Danièle Henkel a partagé son rôle de proche aidante auprès de sa mère, l’épuisement qu’elle a subi et la pression qu’elle a eue pour la placer en institution.

«On me disait: “Mme Henkel, c’est assez. Vous devez penser à vous et vos enfants.” Je trouvais ça épouvantable que l’on me demande de placer celle qui m’a donné la vie», se souvient la femme d’affaires. Elle propose, en échange, de prioriser l’entraide en collectivité et aux entreprises de reconnaître le rôle de proche aidant.

«Est-ce qu’autour de moi, quelqu’un a besoin de mon temps? On peut tendre la main, chacun notre tour, souligne-t-elle. Autant que l’on donne des congés parentaux, autant on devrait être capable de donner des congés payés pour des proches aidants.»

Gregory Charles a, pour sa part, confié que sa mère a reçu un diagnostic d’Alzheimer il y a 14 ans. «Je vous avoue que je n’avais aucune espèce d’idée de ce que c’était.
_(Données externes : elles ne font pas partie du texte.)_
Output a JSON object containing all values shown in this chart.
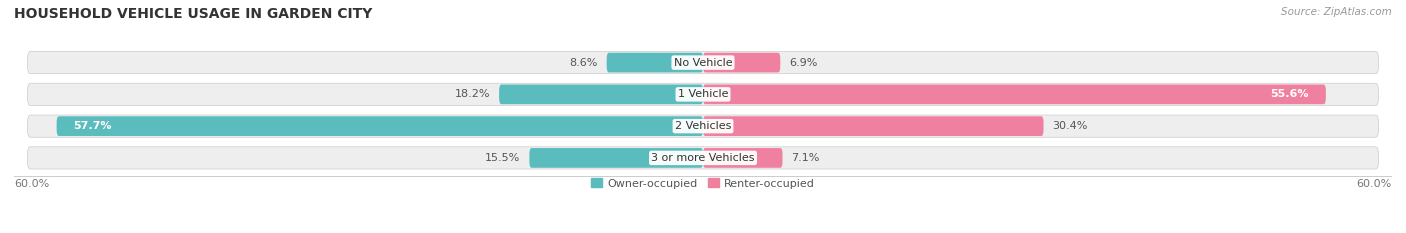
{
  "title": "HOUSEHOLD VEHICLE USAGE IN GARDEN CITY",
  "source": "Source: ZipAtlas.com",
  "categories": [
    "No Vehicle",
    "1 Vehicle",
    "2 Vehicles",
    "3 or more Vehicles"
  ],
  "owner_values": [
    8.6,
    18.2,
    57.7,
    15.5
  ],
  "renter_values": [
    6.9,
    55.6,
    30.4,
    7.1
  ],
  "owner_color": "#5bbcbe",
  "renter_color": "#f080a0",
  "owner_color_light": "#a8dfe0",
  "renter_color_light": "#f5aec8",
  "owner_label": "Owner-occupied",
  "renter_label": "Renter-occupied",
  "axis_max": 60.0,
  "axis_label_left": "60.0%",
  "axis_label_right": "60.0%",
  "bar_height": 0.62,
  "background_color": "#ffffff",
  "bar_bg_color": "#eeeeee",
  "title_fontsize": 10,
  "source_fontsize": 7.5,
  "label_fontsize": 8,
  "category_fontsize": 8
}
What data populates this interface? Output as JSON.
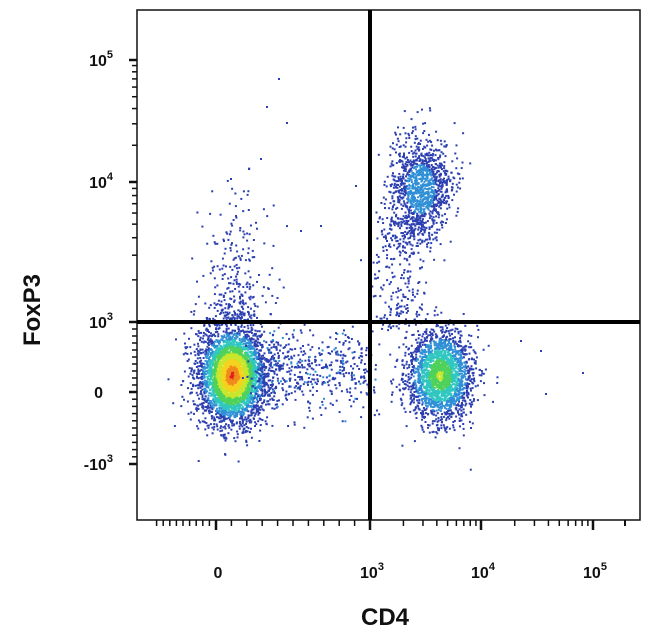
{
  "chart_data": {
    "type": "scatter",
    "subtype": "flow-cytometry-density-dot-plot",
    "xlabel": "CD4",
    "ylabel": "FoxP3",
    "x_scale": "biexponential",
    "y_scale": "biexponential",
    "xlim": [
      -1000,
      200000
    ],
    "ylim": [
      -2500,
      200000
    ],
    "x_ticks": [
      {
        "base": "0",
        "exp": "",
        "value": 0
      },
      {
        "base": "10",
        "exp": "3",
        "value": 1000
      },
      {
        "base": "10",
        "exp": "4",
        "value": 10000
      },
      {
        "base": "10",
        "exp": "5",
        "value": 100000
      }
    ],
    "y_ticks": [
      {
        "base": "-10",
        "exp": "3",
        "value": -1000
      },
      {
        "base": "0",
        "exp": "",
        "value": 0
      },
      {
        "base": "10",
        "exp": "3",
        "value": 1000
      },
      {
        "base": "10",
        "exp": "4",
        "value": 10000
      },
      {
        "base": "10",
        "exp": "5",
        "value": 100000
      }
    ],
    "quadrant_gate": {
      "x": 1000,
      "y": 1000
    },
    "grid": false,
    "legend": "none",
    "color_scale": [
      "#2c3fb0",
      "#2f8fd6",
      "#31c7c0",
      "#4fd15a",
      "#c8e62c",
      "#f5d21f",
      "#f08a1c",
      "#e02020"
    ],
    "populations": [
      {
        "name": "CD4-FoxP3-",
        "cx": 100,
        "cy": 250,
        "relative_density": 1.0
      },
      {
        "name": "CD4+FoxP3-",
        "cx": 4200,
        "cy": 250,
        "relative_density": 0.55
      },
      {
        "name": "CD4+FoxP3+",
        "cx": 2800,
        "cy": 9000,
        "relative_density": 0.3
      }
    ]
  }
}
Je croyais que ma mère continuerait d’être sur mon cas éternellement», lance-t-il à la blague.

À l’époque, son père a pris sa retraite plus rapidement que prévu, afin de se consacrer à son épouse. «Il y a quelques semaines, il a reçu le même diagnostic», laisse-t-il tomber devant une salle comble de proches aidants et d’intervenants auprès d’aînés.

« Pas assez d’amour »

À son tour proche aidant, il estime que le manque d’amour dans la société d’aujourd’hui est l’un des principaux obstacles à la reconnaissance des proches aidants.

«Ça tourne autour de notre capacité d’aimer quelqu’un d’autre – presque, sinon plus – que de s’aimer soi-même», fait-il valoir.
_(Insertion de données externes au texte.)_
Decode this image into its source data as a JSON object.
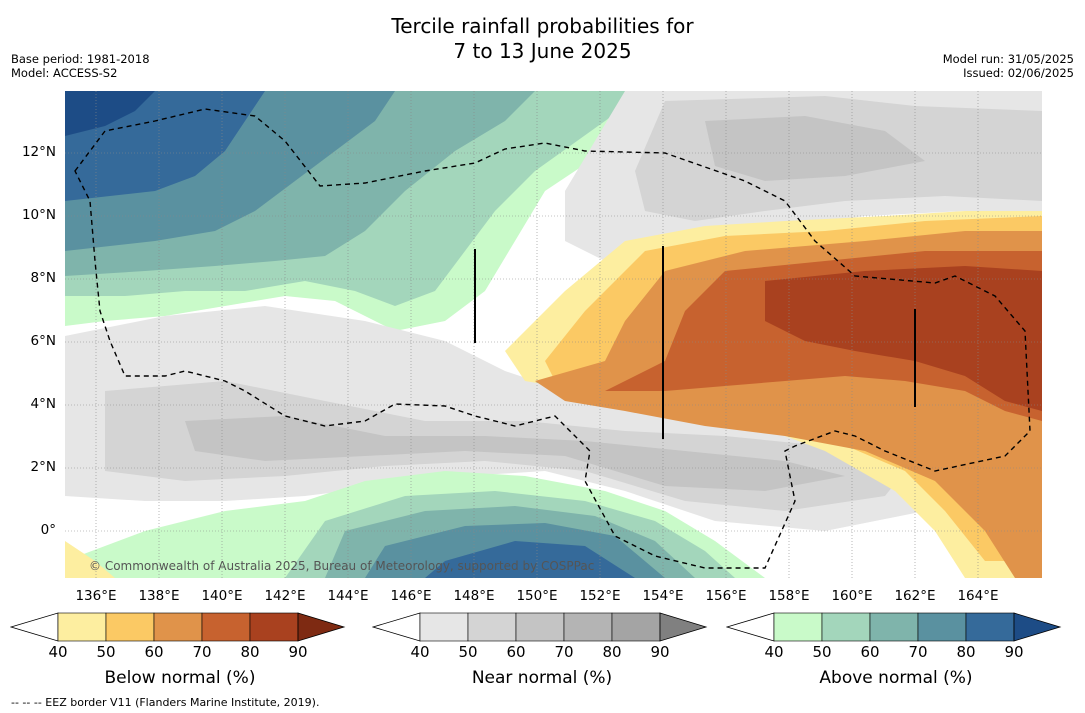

Les deux personnalités ont livré ces témoignages lors d’une discussion sur les actions à poser pour valoriser et soutenir les proches aidants d’aînés.

Ils étaient en compagnie de Patrick Marier, directeur scientifique du Centre de recherche et d’expertise en gérontologie sociale (CREGÉS) et de Raynald Brière, président et chef de la direction RNC Médias.